There are three effective techniques for relaxing a difficult problem:
- Constraint Relaxation - remove or add constraints and make progress on a loser form of the problem before coming back.
- Continuous Relaxation - turn discrete or binary choices into continua.
- Lagrangian Relaxation - turn impossibilities into penalties (bending the rules), sometimes the penalties are worth it.
9. Randomness - When to Leave it to Chance
Sampling is a very effective method for learning about an unknown quantity. If you are stuck, try sampling the quantity with trial and error to learn more about it.
Sampling can be a highly effective method for estimating a quantity, particularly when it is complex and has a probabilistic component.
There will always be an error associated with sampling, but if you take many samples this can be minimised.
Sampling can succeed where analysis fails. You can never be certain but you can be awfully close.
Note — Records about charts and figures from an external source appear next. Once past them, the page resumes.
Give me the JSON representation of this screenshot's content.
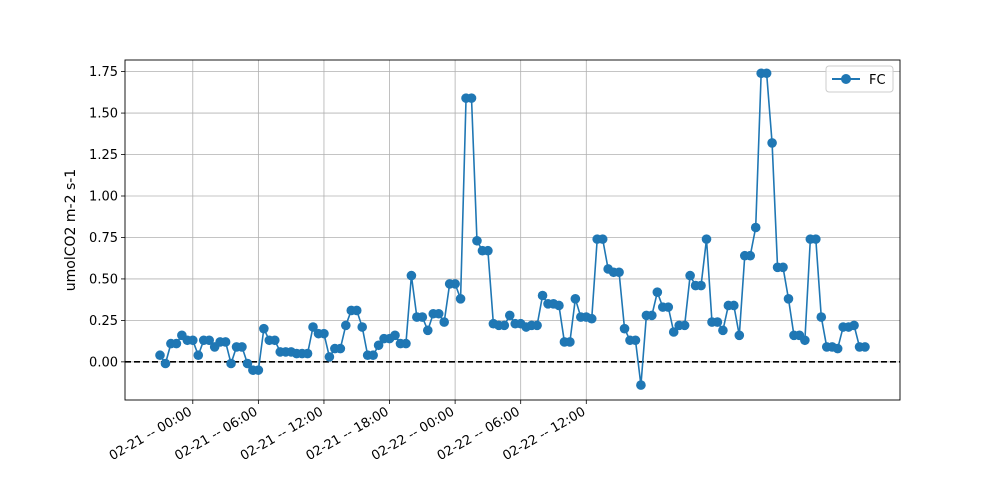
{
  "chart_data": {
    "type": "line",
    "title": "",
    "xlabel": "",
    "ylabel": "umolCO2 m-2 s-1",
    "x_start": "02-20 -- 21:00",
    "x_step_hours": 0.5,
    "x_tick_labels": [
      "02-21 -- 00:00",
      "02-21 -- 06:00",
      "02-21 -- 12:00",
      "02-21 -- 18:00",
      "02-22 -- 00:00",
      "02-22 -- 06:00",
      "02-22 -- 12:00"
    ],
    "y_tick_labels": [
      "0.00",
      "0.25",
      "0.50",
      "0.75",
      "1.00",
      "1.25",
      "1.50",
      "1.75"
    ],
    "ylim": [
      -0.23,
      1.82
    ],
    "grid": true,
    "reference_line": {
      "y": 0,
      "style": "dashed",
      "color": "#000000"
    },
    "legend_position": "top-right",
    "series": [
      {
        "name": "FC",
        "color": "#1f77b4",
        "marker": "circle",
        "values": [
          0.04,
          -0.01,
          0.11,
          0.11,
          0.16,
          0.13,
          0.13,
          0.04,
          0.13,
          0.13,
          0.09,
          0.12,
          0.12,
          -0.01,
          0.09,
          0.09,
          -0.01,
          -0.05,
          -0.05,
          0.2,
          0.13,
          0.13,
          0.06,
          0.06,
          0.06,
          0.05,
          0.05,
          0.05,
          0.21,
          0.17,
          0.17,
          0.03,
          0.08,
          0.08,
          0.22,
          0.31,
          0.31,
          0.21,
          0.04,
          0.04,
          0.1,
          0.14,
          0.14,
          0.16,
          0.11,
          0.11,
          0.52,
          0.27,
          0.27,
          0.19,
          0.29,
          0.29,
          0.24,
          0.47,
          0.47,
          0.38,
          1.59,
          1.59,
          0.73,
          0.67,
          0.67,
          0.23,
          0.22,
          0.22,
          0.28,
          0.23,
          0.23,
          0.21,
          0.22,
          0.22,
          0.4,
          0.35,
          0.35,
          0.34,
          0.12,
          0.12,
          0.38,
          0.27,
          0.27,
          0.26,
          0.74,
          0.74,
          0.56,
          0.54,
          0.54,
          0.2,
          0.13,
          0.13,
          -0.14,
          0.28,
          0.28,
          0.42,
          0.33,
          0.33,
          0.18,
          0.22,
          0.22,
          0.52,
          0.46,
          0.46,
          0.74,
          0.24,
          0.24,
          0.19,
          0.34,
          0.34,
          0.16,
          0.64,
          0.64,
          0.81,
          1.74,
          1.74,
          1.32,
          0.57,
          0.57,
          0.38,
          0.16,
          0.16,
          0.13,
          0.74,
          0.74,
          0.27,
          0.09,
          0.09,
          0.08,
          0.21,
          0.21,
          0.22,
          0.09,
          0.09
        ]
      }
    ]
  }
}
10. Networking - How we Connect
In our modern world of technology we are ‘always buffered’ - every message we receive is recorded and stored for future processing. This leads to a build up of messages which takes cognitive effort to clear. Tactical dropping of messages can dramatically reduce cognitive effort
Networking in computer science concerns the way computers send messages to each other. For example, which protocol to use TCP/HTTP etc. and how those protocols relay information.
“the tactical dropping of balls is a critical part of getting things done under overload”
Modern technology has meant we are ‘always connected’, people can reach us anywhere, anytime. This can lead to communication overload. However, the main problem is not that we are always connected, it is that we are always ‘buffered’.
Historically, if someone wanted to contact us via letter or telephone call (before voicemail) if we didn’t receive the letter or call, the message was ‘dropped’. If it was important the sender would try again.
However, today if we miss a message it goes into our ‘buffer’ for us to deal with later. E.g. Email inbox, list of notifications etc. We have to expend cognitive effect to deal with even the most trivial notification than Facebook sends us.
Tactically dropping messages that aren’t important will dramatically reduce cognitive effort and workload
11. Game Theory - The Minds of Others
People do not always act rationally. Be wary of information cascades where you are acting based on another actors actions rather than knowing why they are doing those actions.
If the rules of the game force a bad strategy, may we shouldn’t try to change strategies, we should try to change the game. Reducing the number of options can make decisions less computationally challenging and also lead to better outcomes.
For example, organising a meeting with someone it is better to suggest a couple of arbitrary times rather than say let me know when is convenient. In the latter case, the recipient has to use mental energy to choose a time from their dairy (potentially also worrying about whether it would work for you). By limiting the options it becomes easier for the recipient and you are more likely to get a reply as it is less effort for them to decide.
When interacting with others where you need them to make a decision, you should narrow their choices to have a higher chance of a quicker response.
‘Information cascades’ can lead to rational decision making. Be wary of cases where public information seems to exceed private information, where you know more about what people are doing rather than why they are doing it.
People’s actions are not necessarily their beliefs. Information cascades get caused in part when we misinterpret what others think based on what they do.